Ikhwah, Dakwah itu, tak akan tegak hanya dengan untaian-untaian kalimat dan perbuatan yang menyejukkan hati saja, namun juga dengan kritikan yang mampu mengiris hati!
Agar senantiasa tersadarkan siapa diri ini sebenarnya!

Dan....
Bilamana si kader yang menghilang yang digambarkan dalam tulisan ini adalah saya, atau dirimu yang membaca tulisan ini maka istigfar, Ya Rabb ampuni hamba yang lemah ini.

Dan...
Bilamana si antum yang merasa lebih baik yang digambarkan dalam tulisan ini adalah saya, atau dirimu yang membaca tulisan ini maka istigfar, Ya Rabb ampuni hamba yang lemah ini.

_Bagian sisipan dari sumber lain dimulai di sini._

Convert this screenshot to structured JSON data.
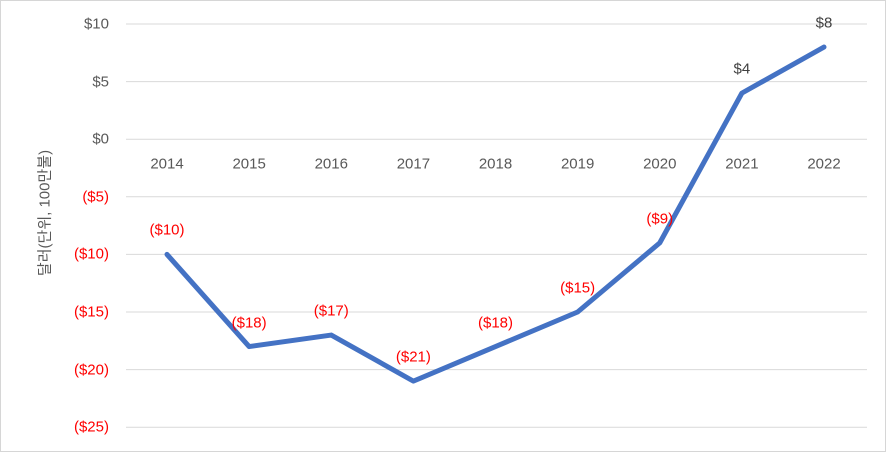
{
  "chart_data": {
    "type": "line",
    "title": "",
    "ylabel": "달러(단위, 100만불)",
    "xlabel": "",
    "categories": [
      "2014",
      "2015",
      "2016",
      "2017",
      "2018",
      "2019",
      "2020",
      "2021",
      "2022"
    ],
    "series": [
      {
        "name": "dollars",
        "values": [
          -10,
          -18,
          -17,
          -21,
          -18,
          -15,
          -9,
          4,
          8
        ],
        "point_labels": [
          "($10)",
          "($18)",
          "($17)",
          "($21)",
          "($18)",
          "($15)",
          "($9)",
          "$4",
          "$8"
        ]
      }
    ],
    "y_ticks": [
      10,
      5,
      0,
      -5,
      -10,
      -15,
      -20,
      -25
    ],
    "y_tick_labels": [
      "$10",
      "$5",
      "$0",
      "($5)",
      "($10)",
      "($15)",
      "($20)",
      "($25)"
    ],
    "ylim": [
      -25,
      10
    ],
    "grid": true,
    "legend": "none",
    "colors": {
      "line": "#4472C4",
      "gridline": "#D9D9D9",
      "tick_text": "#595959",
      "negative_text": "#FF0000",
      "positive_label_text": "#404040",
      "axis_title_text": "#595959"
    }
  }
}
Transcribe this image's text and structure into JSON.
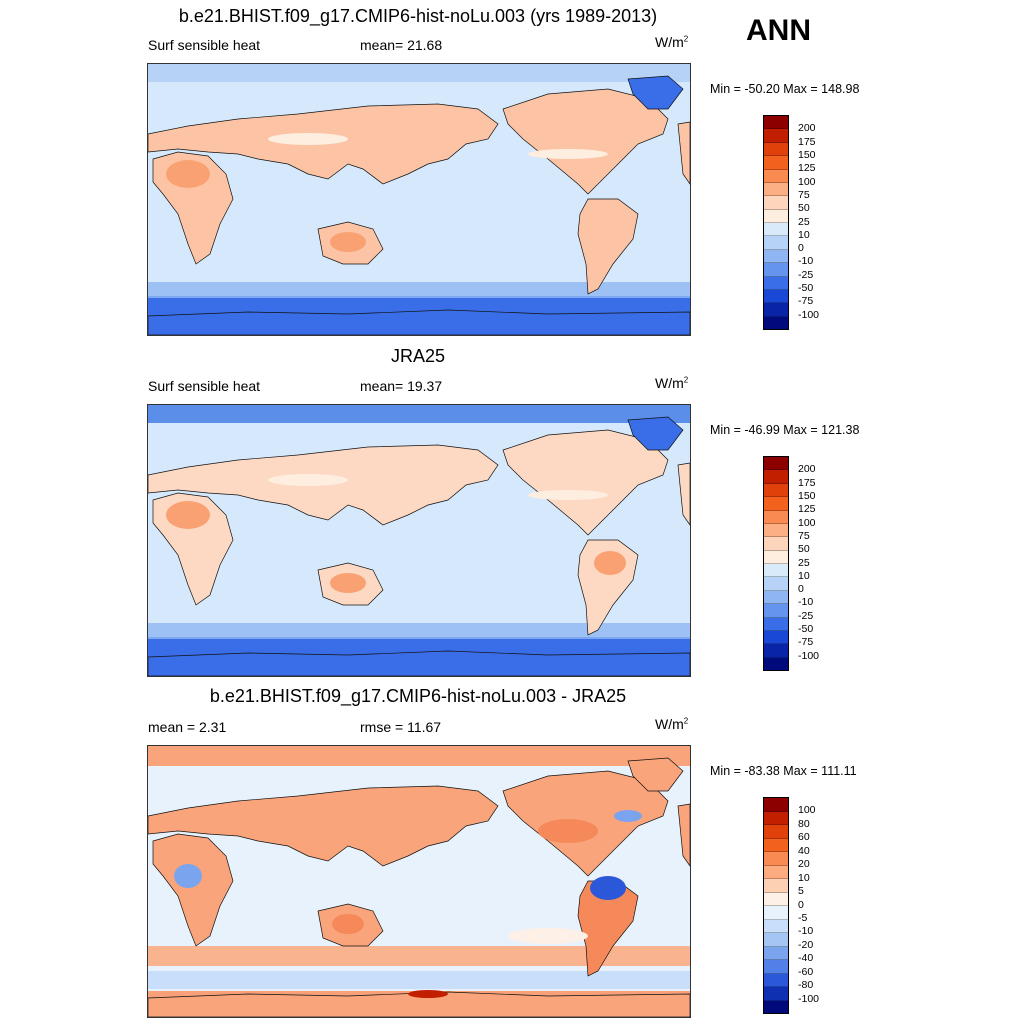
{
  "season": "ANN",
  "panels": [
    {
      "title": "b.e21.BHIST.f09_g17.CMIP6-hist-noLu.003 (yrs 1989-2013)",
      "left_label": "Surf sensible heat",
      "center_label": "mean=  21.68",
      "units": "W/m",
      "units_sup": "2",
      "minmax": "Min = -50.20 Max = 148.98",
      "colorbar_labels": [
        "200",
        "175",
        "150",
        "125",
        "100",
        "75",
        "50",
        "25",
        "10",
        "0",
        "-10",
        "-25",
        "-50",
        "-75",
        "-100"
      ],
      "colorbar_colors": [
        "#8c0000",
        "#c21e00",
        "#e0400a",
        "#f2621e",
        "#f98a52",
        "#fcaf85",
        "#fdd4bc",
        "#fdeee0",
        "#d9eafb",
        "#b6d3f7",
        "#8fb6f2",
        "#6494ee",
        "#3a6ee8",
        "#1a48d6",
        "#0a24a8",
        "#000a7a"
      ],
      "pattern": "model"
    },
    {
      "title": "JRA25",
      "left_label": "Surf sensible heat",
      "center_label": "mean=  19.37",
      "units": "W/m",
      "units_sup": "2",
      "minmax": "Min = -46.99 Max = 121.38",
      "colorbar_labels": [
        "200",
        "175",
        "150",
        "125",
        "100",
        "75",
        "50",
        "25",
        "10",
        "0",
        "-10",
        "-25",
        "-50",
        "-75",
        "-100"
      ],
      "colorbar_colors": [
        "#8c0000",
        "#c21e00",
        "#e0400a",
        "#f2621e",
        "#f98a52",
        "#fcaf85",
        "#fdd4bc",
        "#fdeee0",
        "#d9eafb",
        "#b6d3f7",
        "#8fb6f2",
        "#6494ee",
        "#3a6ee8",
        "#1a48d6",
        "#0a24a8",
        "#000a7a"
      ],
      "pattern": "obs"
    },
    {
      "title": "b.e21.BHIST.f09_g17.CMIP6-hist-noLu.003 - JRA25",
      "left_label": "mean =   2.31",
      "center_label": "rmse =  11.67",
      "units": "W/m",
      "units_sup": "2",
      "minmax": "Min = -83.38 Max = 111.11",
      "colorbar_labels": [
        "100",
        "80",
        "60",
        "40",
        "20",
        "10",
        "5",
        "0",
        "-5",
        "-10",
        "-20",
        "-40",
        "-60",
        "-80",
        "-100"
      ],
      "colorbar_colors": [
        "#8c0000",
        "#c21e00",
        "#e0400a",
        "#f2621e",
        "#f98a52",
        "#fbab7e",
        "#fdd0b4",
        "#fdf0e6",
        "#e8f2fc",
        "#c9defa",
        "#a5c5f5",
        "#7ba4ef",
        "#5080e8",
        "#2a58d8",
        "#0f30b0",
        "#000a7a"
      ],
      "pattern": "diff"
    }
  ]
}
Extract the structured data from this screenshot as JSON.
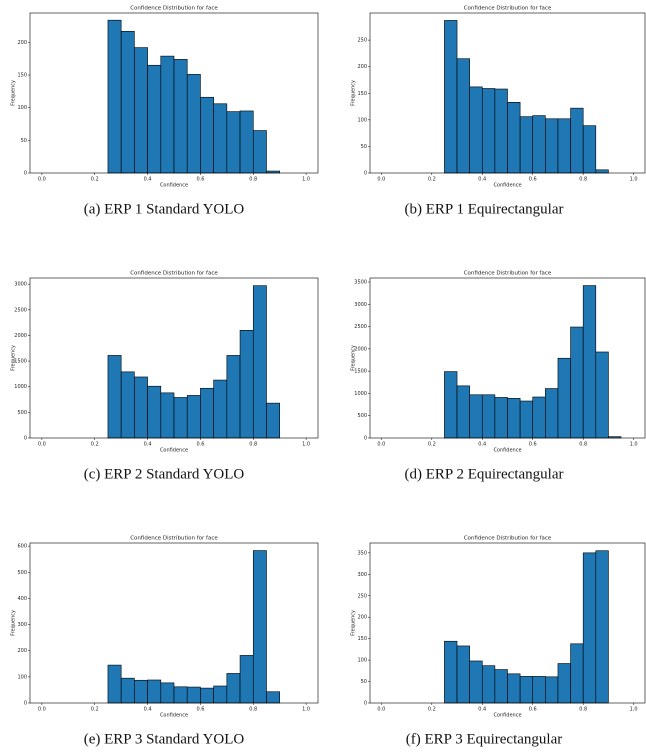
{
  "chart_data": [
    {
      "type": "histogram",
      "title": "Confidence Distribution for face",
      "x_label": "Confidence",
      "y_label": "Frequency",
      "caption": "(a) ERP 1 Standard YOLO",
      "color": "#1f77b4",
      "bins": [
        0.25,
        0.3,
        0.35,
        0.4,
        0.45,
        0.5,
        0.55,
        0.6,
        0.65,
        0.7,
        0.75,
        0.8,
        0.85,
        0.9
      ],
      "values": [
        234,
        217,
        192,
        165,
        179,
        174,
        151,
        116,
        106,
        94,
        95,
        65,
        3
      ],
      "xlim": [
        -0.045,
        1.045
      ],
      "xticks": [
        {
          "value": 0,
          "label": "0.0"
        },
        0.2,
        0.4,
        0.6,
        0.8,
        {
          "value": 1,
          "label": "1.0"
        }
      ],
      "ylim": [
        0,
        245
      ],
      "yticks": [
        0,
        50,
        100,
        150,
        200
      ]
    },
    {
      "type": "histogram",
      "title": "Confidence Distribution for face",
      "x_label": "Confidence",
      "y_label": "Frequency",
      "caption": "(b) ERP 1 Equirectangular",
      "color": "#1f77b4",
      "bins": [
        0.25,
        0.3,
        0.35,
        0.4,
        0.45,
        0.5,
        0.55,
        0.6,
        0.65,
        0.7,
        0.75,
        0.8,
        0.85,
        0.9
      ],
      "values": [
        287,
        215,
        162,
        159,
        158,
        133,
        106,
        108,
        102,
        102,
        122,
        89,
        6
      ],
      "xlim": [
        -0.045,
        1.045
      ],
      "xticks": [
        {
          "value": 0,
          "label": "0.0"
        },
        0.2,
        0.4,
        0.6,
        0.8,
        {
          "value": 1,
          "label": "1.0"
        }
      ],
      "ylim": [
        0,
        301
      ],
      "yticks": [
        0,
        50,
        100,
        150,
        200,
        250
      ]
    },
    {
      "type": "histogram",
      "title": "Confidence Distribution for face",
      "x_label": "Confidence",
      "y_label": "Frequency",
      "caption": "(c) ERP 2 Standard YOLO",
      "color": "#1f77b4",
      "bins": [
        0.25,
        0.3,
        0.35,
        0.4,
        0.45,
        0.5,
        0.55,
        0.6,
        0.65,
        0.7,
        0.75,
        0.8,
        0.85,
        0.9
      ],
      "values": [
        1610,
        1290,
        1190,
        1010,
        880,
        790,
        830,
        970,
        1130,
        1610,
        2100,
        2970,
        680
      ],
      "xlim": [
        -0.045,
        1.045
      ],
      "xticks": [
        {
          "value": 0,
          "label": "0.0"
        },
        0.2,
        0.4,
        0.6,
        0.8,
        {
          "value": 1,
          "label": "1.0"
        }
      ],
      "ylim": [
        0,
        3120
      ],
      "yticks": [
        0,
        500,
        1000,
        1500,
        2000,
        2500,
        3000
      ]
    },
    {
      "type": "histogram",
      "title": "Confidence Distribution for face",
      "x_label": "Confidence",
      "y_label": "Frequency",
      "caption": "(d) ERP 2 Equirectangular",
      "color": "#1f77b4",
      "bins": [
        0.25,
        0.3,
        0.35,
        0.4,
        0.45,
        0.5,
        0.55,
        0.6,
        0.65,
        0.7,
        0.75,
        0.8,
        0.85,
        0.9,
        0.95
      ],
      "values": [
        1490,
        1170,
        970,
        970,
        910,
        890,
        830,
        920,
        1110,
        1790,
        2490,
        3420,
        1930,
        30
      ],
      "xlim": [
        -0.045,
        1.045
      ],
      "xticks": [
        {
          "value": 0,
          "label": "0.0"
        },
        0.2,
        0.4,
        0.6,
        0.8,
        {
          "value": 1,
          "label": "1.0"
        }
      ],
      "ylim": [
        0,
        3590
      ],
      "yticks": [
        0,
        500,
        1000,
        1500,
        2000,
        2500,
        3000,
        3500
      ]
    },
    {
      "type": "histogram",
      "title": "Confidence Distribution for face",
      "x_label": "Confidence",
      "y_label": "Frequency",
      "caption": "(e) ERP 3 Standard YOLO",
      "color": "#1f77b4",
      "bins": [
        0.25,
        0.3,
        0.35,
        0.4,
        0.45,
        0.5,
        0.55,
        0.6,
        0.65,
        0.7,
        0.75,
        0.8,
        0.85,
        0.9
      ],
      "values": [
        145,
        95,
        87,
        88,
        77,
        62,
        61,
        57,
        65,
        113,
        182,
        583,
        43
      ],
      "xlim": [
        -0.045,
        1.045
      ],
      "xticks": [
        {
          "value": 0,
          "label": "0.0"
        },
        0.2,
        0.4,
        0.6,
        0.8,
        {
          "value": 1,
          "label": "1.0"
        }
      ],
      "ylim": [
        0,
        612
      ],
      "yticks": [
        0,
        100,
        200,
        300,
        400,
        500,
        600
      ]
    },
    {
      "type": "histogram",
      "title": "Confidence Distribution for face",
      "x_label": "Confidence",
      "y_label": "Frequency",
      "caption": "(f) ERP 3 Equirectangular",
      "color": "#1f77b4",
      "bins": [
        0.25,
        0.3,
        0.35,
        0.4,
        0.45,
        0.5,
        0.55,
        0.6,
        0.65,
        0.7,
        0.75,
        0.8,
        0.85,
        0.9
      ],
      "values": [
        144,
        133,
        98,
        87,
        78,
        68,
        62,
        62,
        61,
        92,
        138,
        350,
        355
      ],
      "xlim": [
        -0.045,
        1.045
      ],
      "xticks": [
        {
          "value": 0,
          "label": "0.0"
        },
        0.2,
        0.4,
        0.6,
        0.8,
        {
          "value": 1,
          "label": "1.0"
        }
      ],
      "ylim": [
        0,
        373
      ],
      "yticks": [
        0,
        50,
        100,
        150,
        200,
        250,
        300,
        350
      ]
    }
  ]
}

(maaf bila tulisan saya ini terlalu keras bagi antum semua, namun inilah kata hati saya, melihat realitas yang terjadi dalam salah satu bingkai dakwah yang selama ini menjadi tempat saya bernaung. Inilah jeritan hati saya agar antum semua dan diri saya juga tersadarkan betapa berharganya nilai tarbiyah itu tapi acap kali kita (saya dan antum) melupakannya. Saya tidak malu untuk mengatakan tarbiyah saya masih kurang justru saya merasa malu bila mengatakan “alhamdulillah tarbiyah saya masih baik” sebab dengan itu saya merasa ada jalan untuk selalu membenahi diri menjadi lebih baik, terus dan terus untuk memperbaiki diri walaupun di tengah perjalanan kadang melangkah terseok, terjatuh atau mungkin terjungkal tapi terus dan terus berusaha melakukannya.